When I studied journalism in school, I had two teachers. The first was a woman who I loved while I was in her class. In the interest of her privacy, I’ll call her Miss because she was younger when I was in her class than I am now. Let me tell you how old that makes me feel.
At any rate, Miss and I had a really good relationship, which should have been my first tip off that A. I was a huge kiss ass and B. she was a little too comfortable with her students.
Learning journalism wasn’t like anything else I’d experienced in my short fifteen years. While it was, essentially the same, learn by practice, the only real way to practice it was to run our own school paper. Which is what we did. So, instead of having journalism as an elective, it was just another class. Just a class that we, most of the time, were writing and editing instead of listening while the teacher taught. As you can imagine, I learned a lot. And not just about journalism.
When I get comfortable, I have no kind of filter
And this was new to me, because as an introvert, it takes me a long time to get comfortable. So, I’d never really gotten to the point where I was comfortable before.
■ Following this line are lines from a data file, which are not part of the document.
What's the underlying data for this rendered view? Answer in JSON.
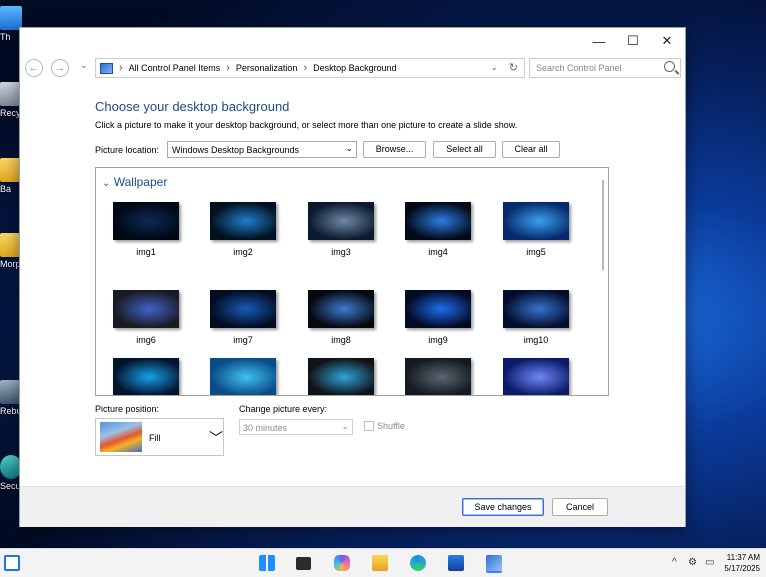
{
  "desktop": {
    "icons": [
      {
        "label": "Th"
      },
      {
        "label": "Recy"
      },
      {
        "label": "Ba"
      },
      {
        "label": "Morp"
      },
      {
        "label": "Rebu"
      },
      {
        "label": "Secu"
      }
    ]
  },
  "window": {
    "controls": {
      "minimize": "—",
      "maximize": "☐",
      "close": "✕"
    },
    "nav": {
      "back": "←",
      "forward": "→",
      "dropdown": "⌄"
    },
    "breadcrumb": [
      "All Control Panel Items",
      "Personalization",
      "Desktop Background"
    ],
    "breadcrumb_sep": "›",
    "search": {
      "placeholder": "Search Control Panel"
    }
  },
  "page": {
    "title": "Choose your desktop background",
    "description": "Click a picture to make it your desktop background, or select more than one picture to create a slide show.",
    "picture_location_label": "Picture location:",
    "picture_location_value": "Windows Desktop Backgrounds",
    "browse": "Browse...",
    "select_all": "Select all",
    "clear_all": "Clear all",
    "group": "Wallpaper",
    "images": [
      {
        "label": "img1",
        "colors": [
          "#000814",
          "#0d2a55"
        ]
      },
      {
        "label": "img2",
        "colors": [
          "#02101f",
          "#1f7fcc"
        ]
      },
      {
        "label": "img3",
        "colors": [
          "#0b1a2e",
          "#6f8aa8"
        ]
      },
      {
        "label": "img4",
        "colors": [
          "#020a18",
          "#2b7de0"
        ]
      },
      {
        "label": "img5",
        "colors": [
          "#062a6b",
          "#3aa0f0"
        ]
      },
      {
        "label": "img6",
        "colors": [
          "#1a1a22",
          "#3f63c9"
        ]
      },
      {
        "label": "img7",
        "colors": [
          "#030c22",
          "#175ab6"
        ]
      },
      {
        "label": "img8",
        "colors": [
          "#05080f",
          "#3d7bd0"
        ]
      },
      {
        "label": "img9",
        "colors": [
          "#030a24",
          "#1e6bef"
        ]
      },
      {
        "label": "img10",
        "colors": [
          "#040e2c",
          "#3672cf"
        ]
      },
      {
        "label": "",
        "colors": [
          "#02142e",
          "#16a0e8"
        ]
      },
      {
        "label": "",
        "colors": [
          "#0a4b88",
          "#3fc2f0"
        ]
      },
      {
        "label": "",
        "colors": [
          "#101318",
          "#2fa4d8"
        ]
      },
      {
        "label": "",
        "colors": [
          "#141a22",
          "#5b6570"
        ]
      },
      {
        "label": "",
        "colors": [
          "#0b1a6a",
          "#6f8af5"
        ]
      }
    ],
    "picture_position_label": "Picture position:",
    "picture_position_value": "Fill",
    "change_picture_label": "Change picture every:",
    "change_picture_value": "30 minutes",
    "shuffle": "Shuffle",
    "save": "Save changes",
    "cancel": "Cancel"
  },
  "taskbar": {
    "time": "11:37 AM",
    "date": "5/17/2025",
    "tray_chevron": "^"
  }
}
So some of the things that came out of my mouth while we were having ‘current event discussions’. For instance, mine was the first class to have metal detectors. I had, on several occasions, had something on my person that made the damn thing go off. If you set off the detector, security guards went through your bag, often by taking everything ‘out’ of your bag. I was 15. Sometimes, they were taking tampons out of my bag. That was humiliating to a 15 year old girl. When we were discussing pros and cons of the metal detectors in class, that seemed like one hell of a con to me. Apparently that was inappropriate. Personally I thought then, as I think now, that if it’s too inappropriate to talk about in school, it shouldn’t be happening in school.
The world is a dark and scary place
If you do the math, you’ll know that I was 15 in 2001. I was, like so many of my contemporaries, sitting in a locked down school on September 11th, sharing rumors. The teachers were forbidden to talk to us about what was happening. My journalism teacher decided to forgo that rule. She turned the tv on, and we watched the news. Then we talked about what had happened. When Daniel Pearl was murdered, we talked about that, too. And at that age, with no adult in my life willing to discuss things like this with me, I learned that there was a lot to be afraid of.
Newspapers think we’re illiterate
Do you know that the majority of newspapers are written to a fifth grade reading level? That means that any vocabulary that would be too advanced for a fifth grader is not permitted. That’s, apparently all that can be expected of the American people. For my opinion of that, please see the above comment about the world being a scary place.
Sometimes editors are saints, and sometimes they are overly political assholes
This is the truth. I’m with Stephen King on this one, there is nothing that will teach you more than the first time an editor takes a red pen to your work and just marks it the hell up. (He didn’t phrase it that way, but he did talk about this in On Writing. If you haven’t read it, read it.) An editor who knows what s/he is doing will cut and tighten your writing in such a way to make it sing.
A bad editor will rip your piece a new one if they have ‘issues’ with it. I ran into this the same day that I found out that Miss and I didn’t fully agree on everything. Like whether we ought to have been at war. Shame.
The world is full of some amazing people, and I was privileged to go to school with some of them
I met two women in my class that I want to tell you about. The first was a very religious girl who always wore turtleneck sweaters with a small gold cross hanging out. She was incredibly conservative, like frighteningly so. She was also the first to help out when someone was having trouble with their edits and got straight A’s all year. The second girl was Gothic, atheist, sexually active at 16, frighteningly liberal, and possibly the coolest person I have ever met. Taught me all sorts of fun stuff my mother wished I didn’t know. She was also the first to speak out against any inequality in our school. Both of these girls were smart, kind, selfless people. They were funny, and their writing was thought provoking. They also, by the way, liked each other fine, despite pulling no punches during debates in class.
If two teenage girls as different as that can discuss the big issues in our country like wars, abortion, welfare, sexual discrimination and security after 9/11 without fistfights, we all can. I wish I’d met more people like that in my life. I hope that I’m like them in that one way.
There are some great people walking this world with us. It helps, know that they’re there when we’ve got so much scary stuff to face.